We have a handful of tasks which repeatedly fail after consuming more and more RAM until they run the machine out of memory. The impact is that our Phabricator service is unavailable for a period of about 10-20 min every two hours (the lease time on the tasks), until an operator manually interrupts the task.
From studying the issue,
- it appears to happen while trying to render an update to a Paste,
- it also affects trying to render the same Paste updates on the web,
- it applies to all 3 updates in the history of at least one affected Paste, which is about 75kB and 979 lines in size,
- but it doesn't apply to the updates on some other recently-created Pastes.
I don't know how to reproduce the issue from scratch, but I can trigger it at will on data in our Phabricator install, and I have a variety of debugging information. Happy to do other forms of tracing or debugging. More details below.
Does this look like any known or past issue? What else would you suggest to help diagnose it?
DETAILS
Each of the tasks has class PhabricatorApplicationTransactionPublishWorker. Running one with bin/worker execute --trace, the transaction being published is a Paste transaction.

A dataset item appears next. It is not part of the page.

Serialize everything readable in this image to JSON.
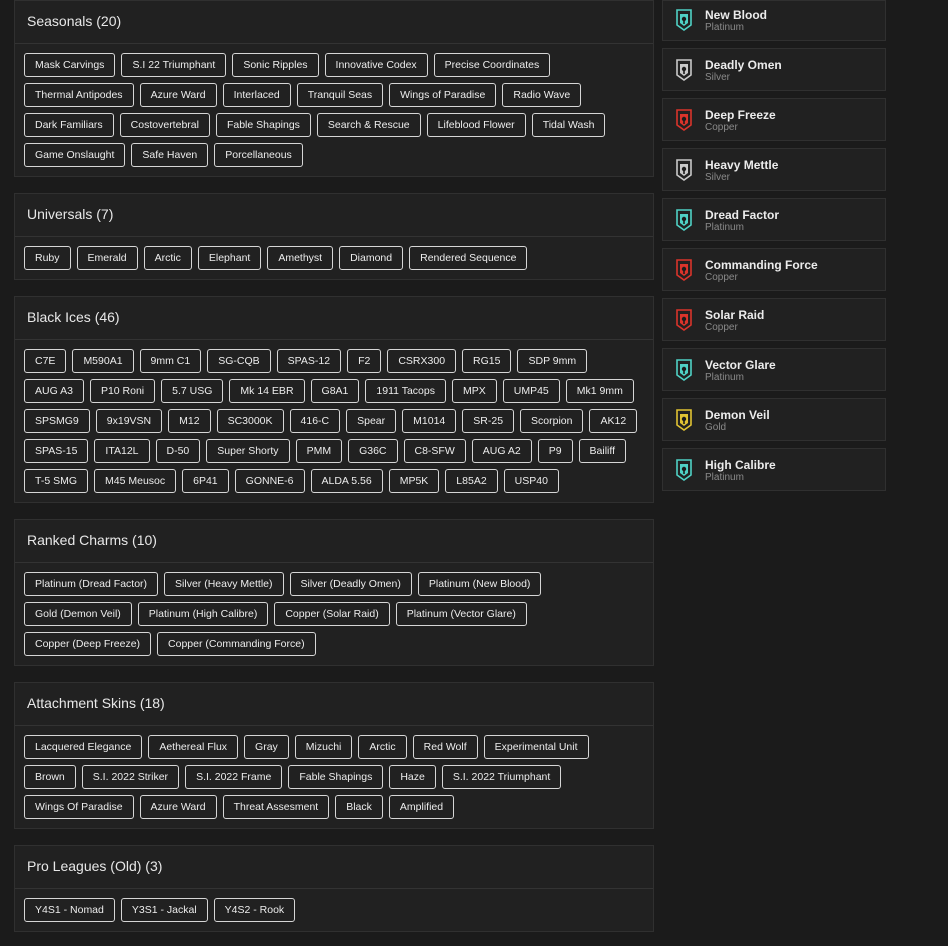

Following the PHIDs to phabricator_pastebin.pastebin_pastetransaction and then to phabricator_file.file, the two versions of the paste are both just under 75kB long, so there isn't a ton of computation involved here.
When I go to the Paste page for the paste, it renders just fine, but if I hit "Show Details" on the offending transaction, I get no response on the web, and on the server I see an apache2 process showing the same symptoms as the hapless PhabricatorTaskmasterDaemon processes had -- spinning at near 100% CPU and increasing memory usage at a rate of 1GB every 5-20sec or so.
The bin/worker --trace output moves rapidly until it gets to this point:
>>> [28] <query> SELECT * FROM `file_transformedfile` WHERE transformedPHID IN ('PHID-FILE-doakbz6ox64c7zaiiom5', 'PHID-FILE-cjon3dx4lp573nyfx5qf') <<< [28] <query> 720 us >>> [29] <query> SELECT * FROM `file_storageblob` WHERE `id` = 237819 <<< [29] <query> 6,747 us >>> [30] <query> SELECT * FROM `file_storageblob` WHERE `id` = 237829 <<< [30] <query> 2,104 us
Those blob IDs in fact correspond to the old and new versions of the paste. Then the bin/worker --trace process hangs there, spinning CPU and rapidly eating more and more memory.
Running strace on the bin/worker --trace process produces very boring results: there's a very, very rapid repetition of these calls:
rt_sigprocmask(SIG_SETMASK, [], NULL, 8) = 0 rt_sigprocmask(SIG_BLOCK, ~[RTMIN RT_1], [], 8) = 0
and when those are filtered out, what's left looks like this:
15:12:05.045990 brk(0x8fbc000) = 0x8fbc000 <0.000028> 15:12:06.227412 brk(0x8ffc000) = 0x8ffc000 <0.000023> 15:12:07.385571 brk(0x903c000) = 0x903c000 <0.000029>
i.e., a brk call a little less often than once per second, each advancing by 256kiB. (This is a lot slower than the memory use advances without strace.)
VERSIONS
phabricator fd5825fafdcbf44733db24e558d3b5e5fd5ae7a1 (Fri, Sep 30)
arcanist d455ddde6a9c16c607f198743c8eb7babc3ef273 (Fri, Sep 30)
phutil 496473da30b617696b89882dbf96e008db472316 (Fri, Sep 30)
pytest-phabricator 1550854ff89dca474176d307f6a485cd5eff0452 (Aug 24 2016)
Our phabricator is based on 921aab604ec759f2af997faf9b3822ce0e4ee340 (Wed, Sep 28), and differs from it by
13 files changed, 48 insertions(+), 7 deletions(-)
none of which appears related to Paste. Happy to discuss any part of the diff if it comes up, though; nothing's secret, just boring.